Charles Scharf: Can I just ask to start before Mike actually goes to the facts? Again, I think one of the things that you’re hearing from all of us that were all very consistent on, which I know you appreciate, but I just want to say it anyway, is we don’t know what the rate path is going to look like from here over the next 11.5 months, which is exactly what you’re asking and exactly what the competitive environment is going to be month by month versus all of the people we compete with. So, you’re looking at — we don’t know what the alternative is going to be in nonbank deposits, and we don’t know what the alternatives are going to be in bank deposits, but we’re trying to make those predictions. So, I think when we go through all of this, we’re all just trying to, in our own way, make sure that there’s clarity that we’re — and I’ll speak to myself now.

We’re trying to give you what we think is achievable. And in our case, based upon the rate curve that we’ve laid out in the document, and it might or might not turn out that way. We’re also assuming, and I talked about this at a conference in December that we are going to continue to raise rates in which we pay our consumers because we’re thinking about this not in terms of maximizing short-term NII, but thinking about it in terms of the value of the relationship and making sure that we pay properly for that, so that we’re continuing to recognize how expensive it is to get a new relationship and how profitable it can be to keep an existing relationship. And so if your views are different toward the end of the year as to what the rent scenario could be, that’s fine.

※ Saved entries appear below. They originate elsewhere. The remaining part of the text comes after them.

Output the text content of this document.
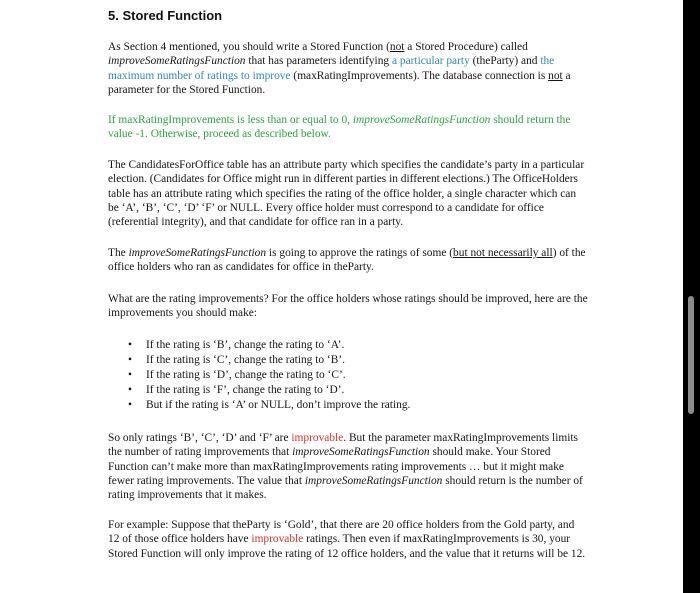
5. Stored Function

As Section 4 mentioned, you should write a Stored Function (not a Stored Procedure) called improveSomeRatingsFunction that has parameters identifying a particular party (theParty) and the maximum number of ratings to improve (maxRatingImprovements). The database connection is not a parameter for the Stored Function.

If maxRatingImprovements is less than or equal to 0, improveSomeRatingsFunction should return the value -1. Otherwise, proceed as described below.

The CandidatesForOffice table has an attribute party which specifies the candidate’s party in a particular election. (Candidates for Office might run in different parties in different elections.) The OfficeHolders table has an attribute rating which specifies the rating of the office holder, a single character which can be ‘A’, ‘B’, ‘C’, ‘D’ ‘F’ or NULL. Every office holder must correspond to a candidate for office (referential integrity), and that candidate for office ran in a party.

The improveSomeRatingsFunction is going to approve the ratings of some (but not necessarily all) of the office holders who ran as candidates for office in theParty.

What are the rating improvements? For the office holders whose ratings should be improved, here are the improvements you should make:

• If the rating is ‘B’, change the rating to ‘A’.
• If the rating is ‘C’, change the rating to ‘B’.
• If the rating is ‘D’, change the rating to ‘C’.
• If the rating is ‘F’, change the rating to ‘D’.
• But if the rating is ‘A’ or NULL, don’t improve the rating.

So only ratings ‘B’, ‘C’, ‘D’ and ‘F’ are improvable. But the parameter maxRatingImprovements limits the number of rating improvements that improveSomeRatingsFunction should make. Your Stored Function can’t make more than maxRatingImprovements rating improvements … but it might make fewer rating improvements. The value that improveSomeRatingsFunction should return is the number of rating improvements that it makes.

For example: Suppose that theParty is ‘Gold’, that there are 20 office holders from the Gold party, and 12 of those office holders have improvable ratings. Then even if maxRatingImprovements is 30, your Stored Function will only improve the rating of 12 office holders, and the value that it returns will be 12.
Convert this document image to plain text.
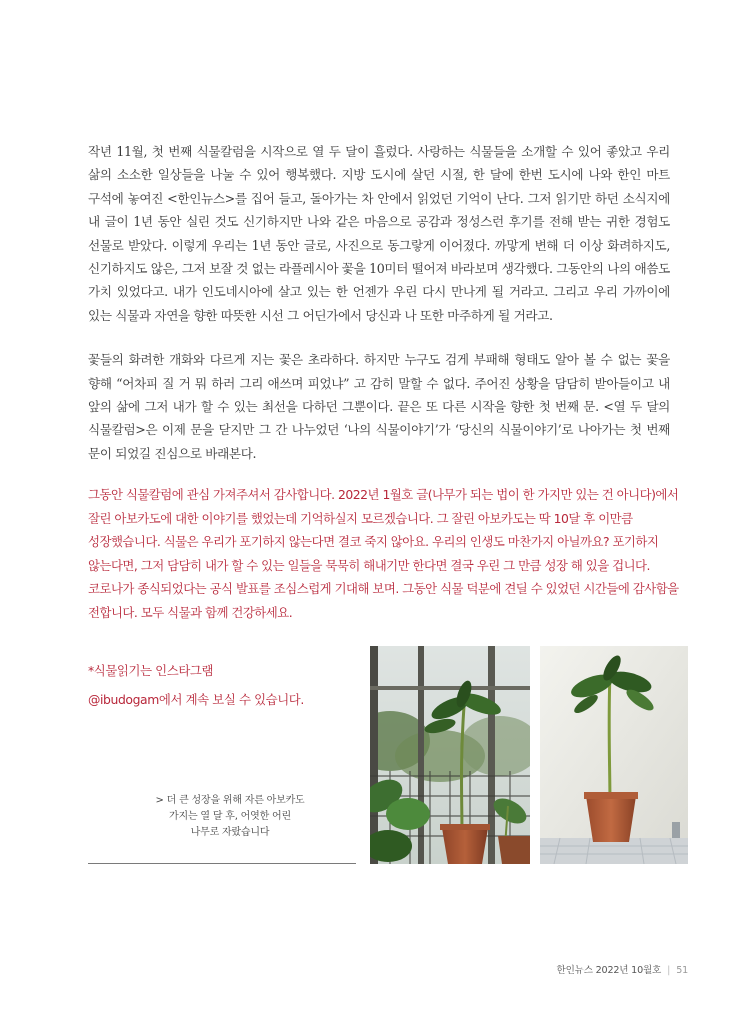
작년 11월, 첫 번째 식물칼럼을 시작으로 열 두 달이 흘렀다. 사랑하는 식물들을 소개할 수 있어 좋았고 우리 삶의 소소한 일상들을 나눌 수 있어 행복했다. 지방 도시에 살던 시절, 한 달에 한번 도시에 나와 한인 마트 구석에 놓여진 <한인뉴스>를 집어 들고, 돌아가는 차 안에서 읽었던 기억이 난다. 그저 읽기만 하던 소식지에 내 글이 1년 동안 실린 것도 신기하지만 나와 같은 마음으로 공감과 정성스런 후기를 전해 받는 귀한 경험도 선물로 받았다. 이렇게 우리는 1년 동안 글로, 사진으로 동그랗게 이어졌다. 까맣게 변해 더 이상 화려하지도, 신기하지도 않은, 그저 보잘 것 없는 라플레시아 꽃을 10미터 떨어져 바라보며 생각했다. 그동안의 나의 애씀도 가치 있었다고. 내가 인도네시아에 살고 있는 한 언젠가 우린 다시 만나게 될 거라고. 그리고 우리 가까이에 있는 식물과 자연을 향한 따뜻한 시선 그 어딘가에서 당신과 나 또한 마주하게 될 거라고.

꽃들의 화려한 개화와 다르게 지는 꽃은 초라하다. 하지만 누구도 검게 부패해 형태도 알아 볼 수 없는 꽃을 향해 “어차피 질 거 뭐 하러 그리 애쓰며 피었냐” 고 감히 말할 수 없다. 주어진 상황을 담담히 받아들이고 내 앞의 삶에 그저 내가 할 수 있는 최선을 다하던 그뿐이다. 끝은 또 다른 시작을 향한 첫 번째 문. <열 두 달의 식물칼럼>은 이제 문을 닫지만 그 간 나누었던 ‘나의 식물이야기’가 ‘당신의 식물이야기’로 나아가는 첫 번째 문이 되었길 진심으로 바래본다.

그동안 식물칼럼에 관심 가져주셔서 감사합니다. 2022년 1월호 글(나무가 되는 법이 한 가지만 있는 건 아니다)에서 잘린 아보카도에 대한 이야기를 했었는데 기억하실지 모르겠습니다. 그 잘린 아보카도는 딱 10달 후 이만큼 성장했습니다. 식물은 우리가 포기하지 않는다면 결코 죽지 않아요. 우리의 인생도 마찬가지 아닐까요? 포기하지 않는다면, 그저 담담히 내가 할 수 있는 일들을 묵묵히 해내기만 한다면 결국 우린 그 만큼 성장 해 있을 겁니다. 코로나가 종식되었다는 공식 발표를 조심스럽게 기대해 보며. 그동안 식물 덕분에 견딜 수 있었던 시간들에 감사함을 전합니다. 모두 식물과 함께 건강하세요.
*식물읽기는 인스타그램
@ibudogam에서 계속 보실 수 있습니다.
> 더 큰 성장을 위해 자른 아보카도
가지는 열 달 후, 어엿한 어린
나무로 자랐습니다
한인뉴스 2022년 10월호 | 51
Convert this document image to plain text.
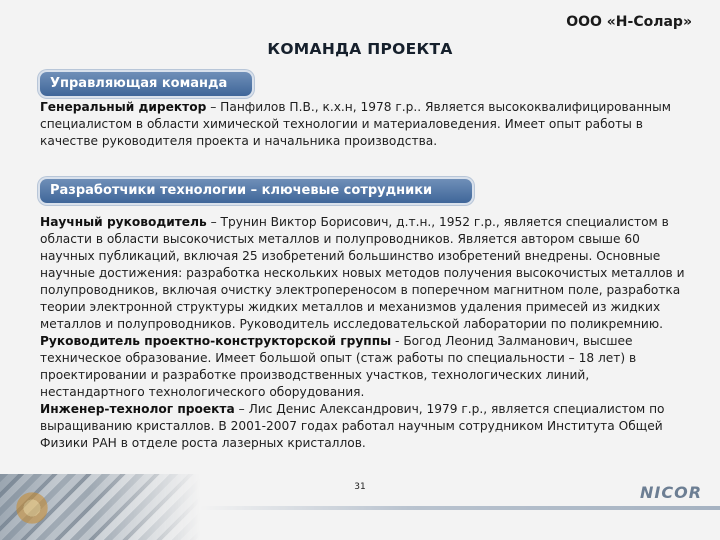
ООО «Н-Солар»
КОМАНДА ПРОЕКТА
Управляющая команда

Генеральный директор – Панфилов П.В., к.х.н, 1978 г.р.. Является высококвалифицированным специалистом в области химической технологии и материаловедения. Имеет опыт работы в качестве руководителя проекта и начальника производства.

Разработчики технологии – ключевые сотрудники

Научный руководитель – Трунин Виктор Борисович, д.т.н., 1952 г.р., является специалистом в области в области высокочистых металлов и полупроводников. Является автором свыше 60 научных публикаций, включая 25 изобретений большинство изобретений внедрены. Основные научные достижения: разработка нескольких новых методов получения высокочистых металлов и полупроводников, включая очистку электропереносом в поперечном магнитном поле, разработка теории электронной структуры жидких металлов и механизмов удаления примесей из жидких металлов и полупроводников. Руководитель исследовательской лаборатории по поликремнию.
Руководитель проектно-конструкторской группы - Богод Леонид Залманович, высшее техническое образование. Имеет большой опыт (стаж работы по специальности – 18 лет) в проектировании и разработке производственных участков, технологических линий, нестандартного технологического оборудования.
Инженер-технолог проекта – Лис Денис Александрович, 1979 г.р., является специалистом по выращиванию кристаллов. В 2001-2007 годах работал научным сотрудником Института Общей Физики РАН в отделе роста лазерных кристаллов.

31	NICOR
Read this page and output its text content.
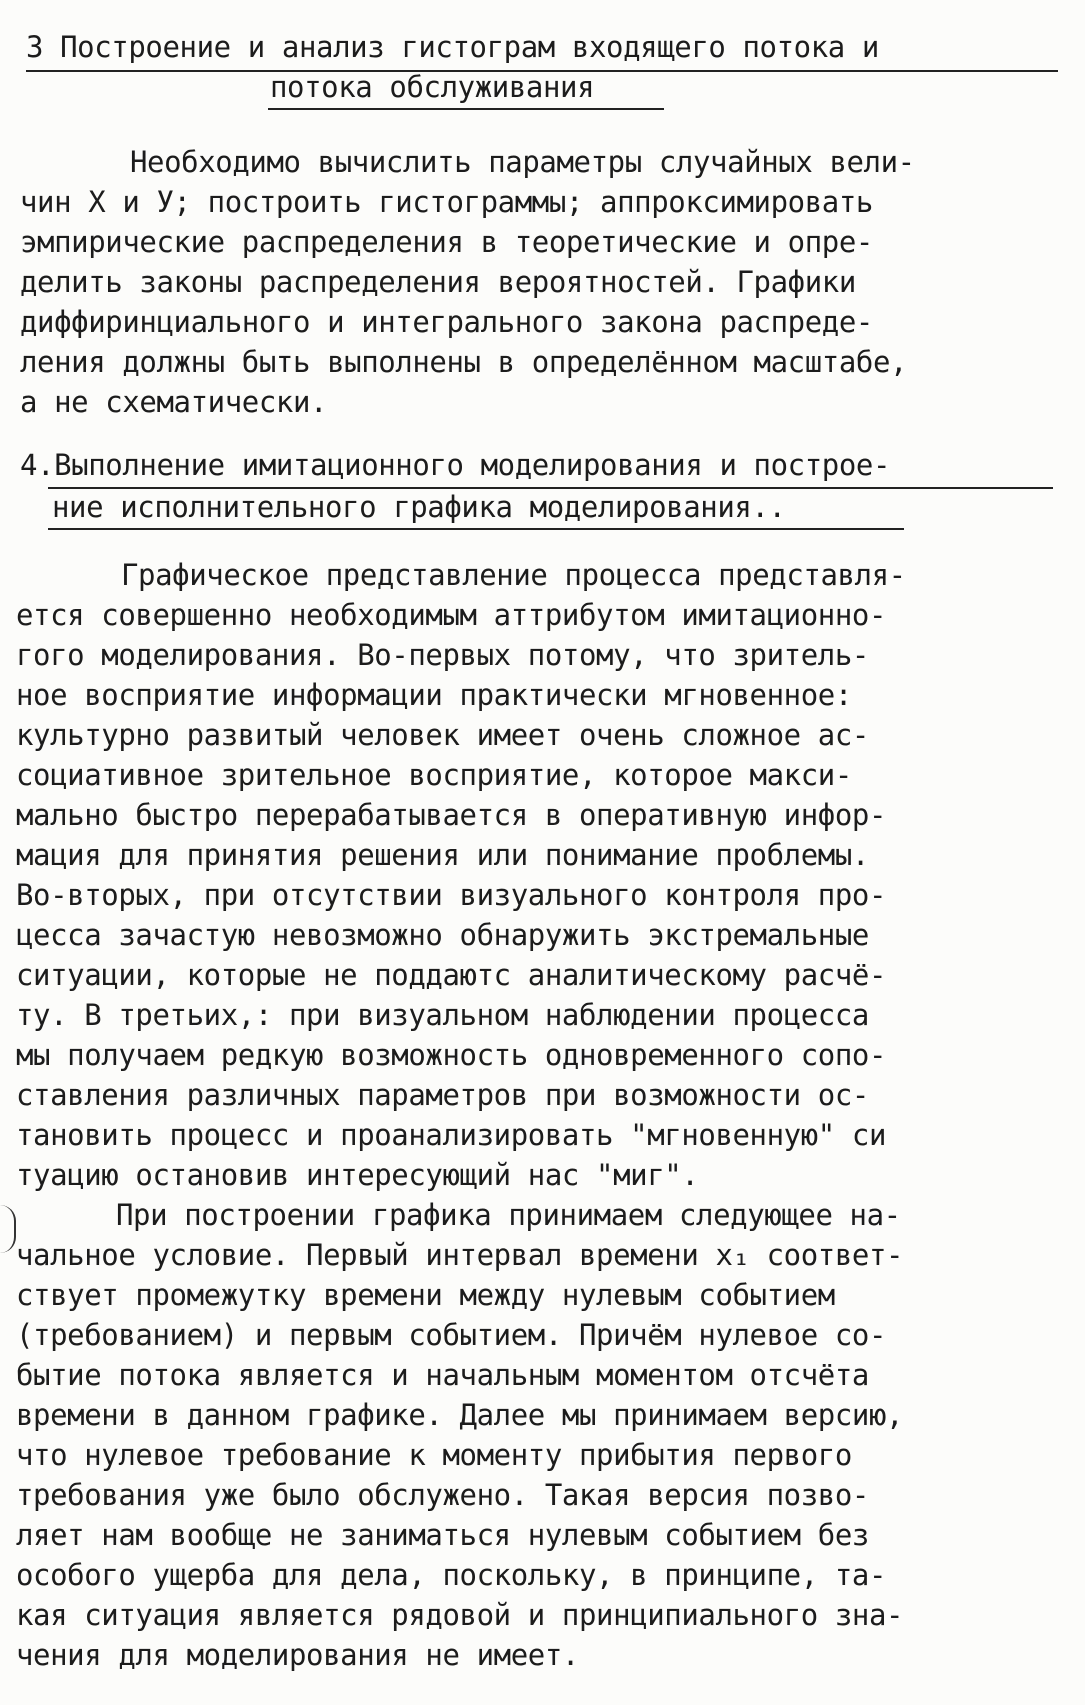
3 Построение и анализ гистограм входящего потока и
потока обслуживания
Необходимо вычислить параметры случайных вели-
чин X и У; построить гистограммы; аппроксимировать
эмпирические распределения в теоретические и опре-
делить законы распределения вероятностей. Графики
диффиринциального и интегрального закона распреде-
ления должны быть выполнены в определённом масштабе,
а не схематически.
4.Выполнение имитационного моделирования и построе-
ние исполнительного графика моделирования..
Графическое представление процесса представля-
ется совершенно необходимым аттрибутом имитационно-
гого моделирования. Во-первых потому, что зритель-
ное восприятие информации практически мгновенное:
культурно развитый человек имеет очень сложное ас-
социативное зрительное восприятие, которое макси-
мально быстро перерабатывается в оперативную инфор-
мация для принятия решения или понимание проблемы.
Во-вторых, при отсутствии визуального контроля про-
цесса зачастую невозможно обнаружить экстремальные
ситуации, которые не поддаютс аналитическому расчё-
ту. В третьих,: при визуальном наблюдении процесса
мы получаем редкую возможность одновременного сопо-
ставления различных параметров при возможности ос-
тановить процесс и проанализировать "мгновенную" си
туацию остановив интересующий нас "миг".
При построении графика принимаем следующее на-
чальное условие. Первый интервал времени x₁ соответ-
ствует промежутку времени между нулевым событием
(требованием) и первым событием. Причём нулевое со-
бытие потока является и начальным моментом отсчёта
времени в данном графике. Далее мы принимаем версию,
что нулевое требование к моменту прибытия первого
требования уже было обслужено. Такая версия позво-
ляет нам вообще не заниматься нулевым событием без
особого ущерба для дела, поскольку, в принципе, та-
кая ситуация является рядовой и принципиального зна-
чения для моделирования не имеет.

Specifically, what we’ve tried to do, as we’ve gotten closer to the periods with which we see is give you some clarity as Mike did on what we’re — the first quarter is a little clearer to us. But beyond that, is pretty difficult, and we’re not going to go through every last beta that we’re assuming in terms of what those forecasts are.

Mike Santomassimo : Yes. The only thing I’d add to it is as you — as the Fed does — when the Fed does ultimately peak in terms of rising rates, you will see a lag on pricing as that will continue — pricing will continue to increase over a quarter or two quarters, three quarters. Really, it all depends on the competitive environment. So, you’re going to have some lag there. But I’m sure all of us have our own points of view and assumptions underneath those models. But what we’re trying to give you, as Charlie said, is a case that we think is achievable through the year. And as I said earlier on the call, I think if we’re — if we’ve — depending on how it plays out over the first and second quarter, we could have some opportunity in the second half. But I think it’s unclear exactly how that will play out. So, we’ll obviously keep you updated as it goes.

Operator: Thank you. The next question is from Betsy Graseck of Morgan Stanley. Your line is open.